If the user wants the TSS to pay for more than minimum fees to the Algorand network (e.g., for congestion), it can specify that to the Contract and the extra fee will be subtracted to the Withdrawal amount.

After a successful withdrawal, the user is now able to withdraw Change in the future using the new Commitment

If the tree is full, the user can withdraw but no new change can be inserted. So if the user withdraws less than the total amount, the change is locked forever in the contract. To make sure the user is aware that the tree is full, the parameter no-change has to be set to true.

Other implementation details

Merkle Tree

The commitments to the deposits (user deposits or "change" deposits) are stored in a merkle tree on-chain. For storage efficiency, we can store on-chain only the path from the last inserted leaf to the root; this is sufficient to compute the new root on new insertions.

With a 24 level tree which can support 2^24 leaves, that is over 16 million deposits/changes, and a 32 byte tree node representation, the storage requirement will be 24 * 32 = 768 bytes, excluding the root.

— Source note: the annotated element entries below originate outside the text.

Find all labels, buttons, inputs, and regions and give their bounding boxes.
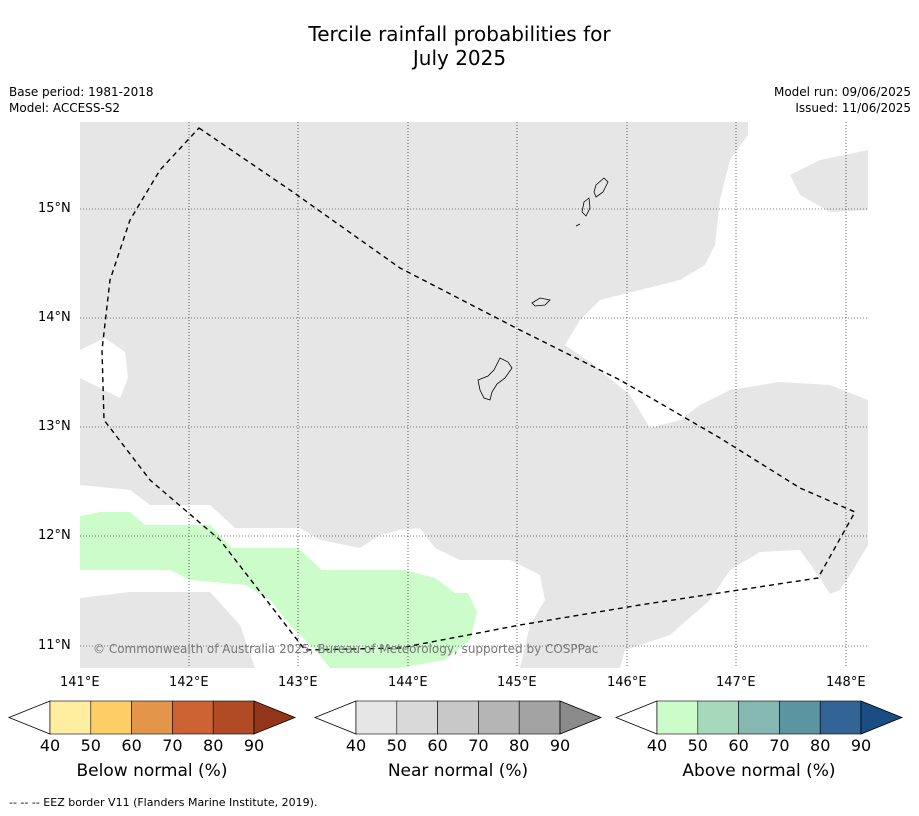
eez-footnote: -- -- -- EEZ border V11 (Flanders Marine… [9,796,318,809]
colorbar-near-tick: 70 [468,736,488,755]
lat-label-12: 12°N [38,528,71,543]
lon-label-147: 147°E [716,675,756,690]
no-signal-region-west [80,338,128,398]
colorbar-near-tick: 90 [550,736,570,755]
meta-left: Base period: 1981-2018 Model: ACCESS-S2 [9,84,154,116]
colorbar-near-tick: 40 [346,736,366,755]
colorbar-above-segment [738,700,780,735]
colorbar-near-segment [396,700,438,735]
colorbar-above-tick: 50 [688,736,708,755]
colorbar-near-tick: 50 [387,736,407,755]
lon-label-146: 146°E [607,675,647,690]
island-aguijan [575,223,581,227]
meta-right: Model run: 09/06/2025 Issued: 11/06/2025 [774,84,911,116]
colorbar-below-tick: 90 [244,736,264,755]
colorbar-near-low-extend [313,700,357,735]
lat-label-14: 14°N [38,310,71,325]
colorbar-above-segment [779,700,821,735]
colorbar-above-segment [656,700,699,735]
colorbar-above-tick: 70 [769,736,789,755]
colorbar-above-tick: 60 [728,736,748,755]
colorbar-above: 40 50 60 70 80 90 [614,700,904,755]
colorbar-near-tick: 60 [427,736,447,755]
colorbar-below-segment [131,700,173,735]
island-tinian [581,197,591,217]
island-guam [477,357,513,401]
colorbars: 40 50 60 70 80 90 40 50 60 70 80 90 40 50 60 70 80 90 [7,700,904,755]
no-signal-region-south [80,485,868,668]
colorbar-above-low-extend [614,700,658,735]
colorbar-near-tick: 80 [509,736,529,755]
lon-label-143: 143°E [278,675,318,690]
issued-date: Issued: 11/06/2025 [795,101,911,115]
lon-label-144: 144°E [388,675,428,690]
colorbar-near: 40 50 60 70 80 90 [313,700,603,755]
island-saipan [593,177,609,198]
colorbar-above-tick: 90 [851,736,871,755]
lon-label-141: 141°E [60,675,100,690]
base-period: Base period: 1981-2018 [9,85,154,99]
lon-label-145: 145°E [497,675,537,690]
colorbar-near-segment [355,700,398,735]
colorbar-below-high-extend [253,700,297,735]
colorbar-near-segment [518,700,561,735]
below-normal-label: Below normal (%) [76,761,228,781]
colorbar-above-tick: 40 [647,736,667,755]
lat-label-11: 11°N [38,638,71,653]
lon-label-148: 148°E [826,675,866,690]
colorbar-below-segment [172,700,214,735]
colorbar-below-segment [212,700,255,735]
colorbar-below-tick: 50 [81,736,101,755]
map-area: © Commonwealth of Australia 2025, Bureau… [80,122,868,668]
colorbar-above-segment [697,700,739,735]
title-line-2: July 2025 [412,46,507,70]
copyright-text: © Commonwealth of Australia 2025, Bureau… [93,642,598,656]
above-normal-region [80,512,477,668]
lat-label-15: 15°N [38,201,71,216]
near-normal-label: Near normal (%) [387,761,529,781]
above-normal-label: Above normal (%) [682,761,836,781]
colorbar-below-segment [90,700,132,735]
colorbar-near-high-extend [559,700,603,735]
island-rota [531,297,551,307]
colorbar-above-segment [819,700,862,735]
model-run: Model run: 09/06/2025 [773,85,911,99]
near-normal-strip-south [80,592,255,668]
model-name: Model: ACCESS-S2 [9,101,121,115]
eez-border [101,127,856,651]
colorbar-near-segment [478,700,520,735]
colorbar-below-tick: 80 [203,736,223,755]
colorbar-below-tick: 60 [121,736,141,755]
lat-label-13: 13°N [38,419,71,434]
colorbar-below-low-extend [7,700,51,735]
colorbar-below: 40 50 60 70 80 90 [7,700,297,755]
colorbar-below-segment [49,700,92,735]
colorbar-below-tick: 40 [40,736,60,755]
colorbar-above-tick: 80 [810,736,830,755]
map-title: Tercile rainfall probabilities for July … [0,22,919,70]
title-line-1: Tercile rainfall probabilities for [308,22,611,46]
no-signal-region-east [565,122,868,428]
lon-label-142: 142°E [169,675,209,690]
colorbar-near-segment [437,700,479,735]
colorbar-above-high-extend [860,700,904,735]
colorbar-below-tick: 70 [162,736,182,755]
gridlines [80,122,868,668]
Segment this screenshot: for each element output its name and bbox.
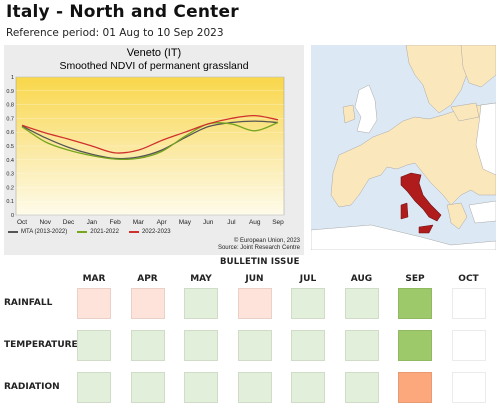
y-tick-label: 0 bbox=[11, 213, 14, 219]
bulletin-cell-radiation-apr bbox=[130, 372, 165, 403]
map-sicily bbox=[418, 224, 434, 234]
y-tick-label: 0.2 bbox=[6, 185, 14, 191]
series-line-1 bbox=[21, 121, 279, 161]
bulletin-cell-radiation-sep bbox=[398, 372, 432, 403]
bulletin-cell-rainfall-jul bbox=[291, 288, 325, 319]
legend-label: MTA (2013-2022) bbox=[21, 229, 68, 235]
legend-item-2: 2022-2023 bbox=[128, 229, 171, 235]
chart-legend: MTA (2013-2022) 2021-2022 2022-2023 bbox=[8, 229, 171, 235]
x-tick-label: May bbox=[179, 219, 192, 226]
bulletin-cell-temperature-may bbox=[184, 330, 218, 361]
bulletin-cell-temperature-apr bbox=[130, 330, 165, 361]
x-tick-label: Jun bbox=[203, 219, 214, 226]
month-header-oct: OCT bbox=[458, 274, 479, 284]
bulletin-cell-radiation-may bbox=[184, 372, 218, 403]
month-header-sep: SEP bbox=[405, 274, 425, 284]
row-label-radiation: RADIATION bbox=[4, 382, 60, 392]
y-tick-label: 0.4 bbox=[6, 158, 14, 164]
bulletin-cell-radiation-jul bbox=[291, 372, 325, 403]
legend-swatch bbox=[77, 231, 88, 233]
map-italy bbox=[400, 172, 442, 222]
legend-label: 2022-2023 bbox=[141, 229, 171, 235]
bulletin-issue-header: BULLETIN ISSUE bbox=[220, 257, 300, 267]
bulletin-cell-rainfall-apr bbox=[130, 288, 165, 319]
map-north-africa bbox=[311, 224, 496, 250]
bulletin-cell-rainfall-sep bbox=[398, 288, 432, 319]
reference-period: Reference period: 01 Aug to 10 Sep 2023 bbox=[6, 27, 224, 39]
month-header-mar: MAR bbox=[82, 274, 106, 284]
bulletin-cell-radiation-mar bbox=[77, 372, 111, 403]
x-tick-label: Dec bbox=[63, 219, 75, 226]
bulletin-cell-rainfall-oct bbox=[451, 288, 486, 319]
map-east bbox=[475, 102, 496, 176]
y-tick-label: 0.1 bbox=[6, 199, 14, 205]
y-tick-label: 0.5 bbox=[6, 144, 14, 150]
month-header-jul: JUL bbox=[299, 274, 317, 284]
x-tick-label: Jan bbox=[87, 219, 98, 226]
series-line-0 bbox=[21, 120, 279, 160]
map-uk bbox=[354, 84, 378, 134]
europe-map-svg bbox=[311, 45, 496, 250]
bulletin-cell-rainfall-mar bbox=[77, 288, 111, 319]
y-tick-label: 0.8 bbox=[6, 103, 14, 109]
map-ireland bbox=[342, 104, 356, 124]
credit-source: Source: Joint Research Centre bbox=[217, 245, 300, 251]
europe-map bbox=[311, 45, 496, 250]
bulletin-cell-temperature-jun bbox=[237, 330, 272, 361]
month-header-apr: APR bbox=[137, 274, 158, 284]
bulletin-cell-radiation-oct bbox=[451, 372, 486, 403]
bulletin-cell-temperature-aug bbox=[344, 330, 379, 361]
map-finland bbox=[460, 45, 496, 88]
bulletin-cell-temperature-mar bbox=[77, 330, 111, 361]
x-tick-label: Sep bbox=[272, 219, 284, 226]
legend-swatch bbox=[8, 231, 18, 233]
bulletin-cell-rainfall-jun bbox=[237, 288, 272, 319]
month-header-jun: JUN bbox=[245, 274, 264, 284]
row-label-rainfall: RAINFALL bbox=[4, 298, 53, 308]
map-scandinavia bbox=[405, 45, 472, 114]
credit-copyright: © European Union, 2023 bbox=[233, 238, 300, 244]
legend-label: 2021-2022 bbox=[90, 229, 119, 235]
chart-subtitle: Smoothed NDVI of permanent grassland bbox=[59, 60, 249, 72]
page-title: Italy - North and Center bbox=[6, 2, 239, 22]
x-tick-label: Apr bbox=[157, 219, 168, 226]
bulletin-cell-radiation-aug bbox=[344, 372, 379, 403]
row-label-temperature: TEMPERATURE bbox=[4, 340, 78, 350]
legend-swatch bbox=[128, 231, 139, 233]
bulletin-cell-temperature-jul bbox=[291, 330, 325, 361]
x-tick-label: Mar bbox=[133, 219, 145, 226]
legend-item-1: 2021-2022 bbox=[77, 229, 119, 235]
bulletin-cell-rainfall-aug bbox=[344, 288, 379, 319]
x-tick-label: Aug bbox=[249, 219, 261, 226]
chart-credits: © European Union, 2023 Source: Joint Res… bbox=[218, 238, 300, 252]
legend-item-0: MTA (2013-2022) bbox=[8, 229, 67, 235]
chart-region-title: Veneto (IT) bbox=[126, 47, 182, 59]
y-tick-label: 0.7 bbox=[6, 116, 14, 122]
map-turkey bbox=[468, 200, 496, 224]
x-tick-label: Nov bbox=[39, 219, 51, 226]
y-tick-label: 0.3 bbox=[6, 172, 14, 178]
map-sardinia bbox=[400, 202, 409, 220]
month-header-aug: AUG bbox=[350, 274, 373, 284]
y-tick-label: 1 bbox=[11, 75, 14, 81]
series-line-2 bbox=[21, 114, 279, 154]
x-tick-label: Feb bbox=[109, 219, 121, 226]
y-tick-label: 0.9 bbox=[6, 89, 14, 95]
bulletin-cell-rainfall-may bbox=[184, 288, 218, 319]
x-tick-label: Jul bbox=[227, 219, 236, 226]
bulletin-cell-radiation-jun bbox=[237, 372, 272, 403]
x-tick-label: Oct bbox=[17, 219, 27, 226]
month-header-may: MAY bbox=[190, 274, 212, 284]
ndvi-chart: 0 0.1 0.2 0.3 0.4 0.5 0.6 0.7 0.8 0.9 1 Oct Nov Dec Ja… bbox=[4, 45, 304, 255]
bulletin-cell-temperature-sep bbox=[398, 330, 432, 361]
y-tick-label: 0.6 bbox=[6, 130, 14, 136]
bulletin-cell-temperature-oct bbox=[451, 330, 486, 361]
ndvi-chart-svg: 0 0.1 0.2 0.3 0.4 0.5 0.6 0.7 0.8 0.9 1 Oct Nov Dec Ja… bbox=[6, 75, 285, 226]
map-greece bbox=[446, 202, 468, 230]
map-baltics bbox=[450, 102, 480, 122]
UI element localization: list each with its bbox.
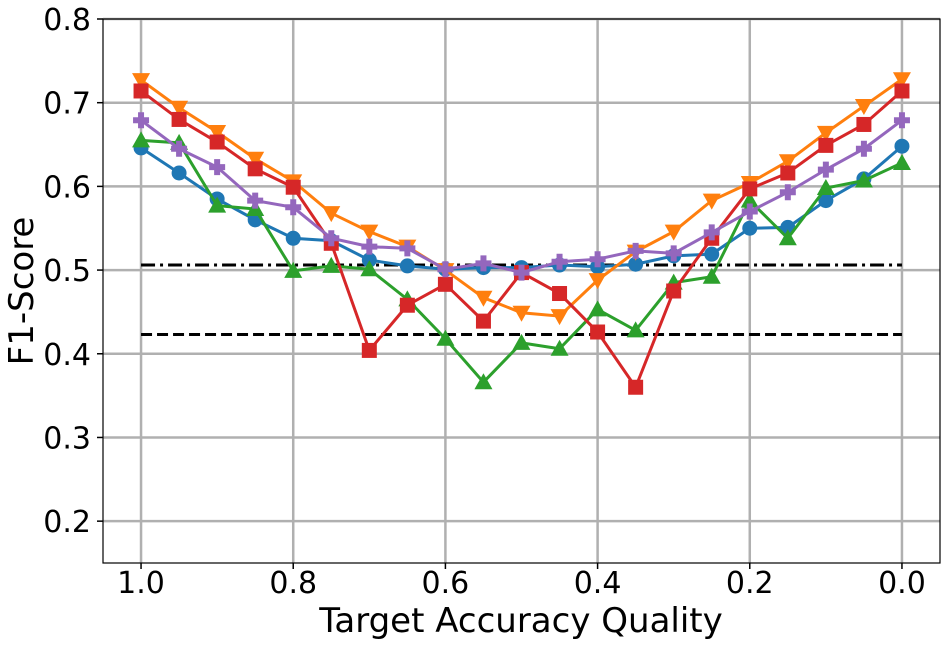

We maintain on-chain the last 100 roots for user convenience to support concurrent operations, so we need an additional 100 * 32 = 3200 bytes

Note that frontends will need to read from the blockchain all the inserted leaves to compute merkle proofs and build withdrawal transactions.

Nullifiers

Nullifiers are needed to prevent a deposit to be withdrawn from twice. With a 24 level merkle tree, eventually up to over 16 million nullifiers need to be stored on-chain (using boxes) and paid by the application; this is one reason why the application needs to charge a fee.

Roots

To avoid a situation where concurrent transactions submit a withdrawal zk-proof using the same recent tree root and only the first can succeed, the application maintains a list of the last 100 roots and checks withdrawal proofs against them.

Hash function

We need a zk-friendly hash function to hash the merkle tree nodes and the AVM provides MiMC for that.

Verifiers

The DVC and WVC are generated by AlgoPlonk from the circuits' definitions; AlgoPlonk uses gnark for circuit compilation and for proof generation and can be used by frontends for the latter.

AlgoPlonk offers a trusted setup for both curves BN254 and BLS12-381 but only the BN254 setup is large enough to support the withdrawal circuit so we use curve BN254.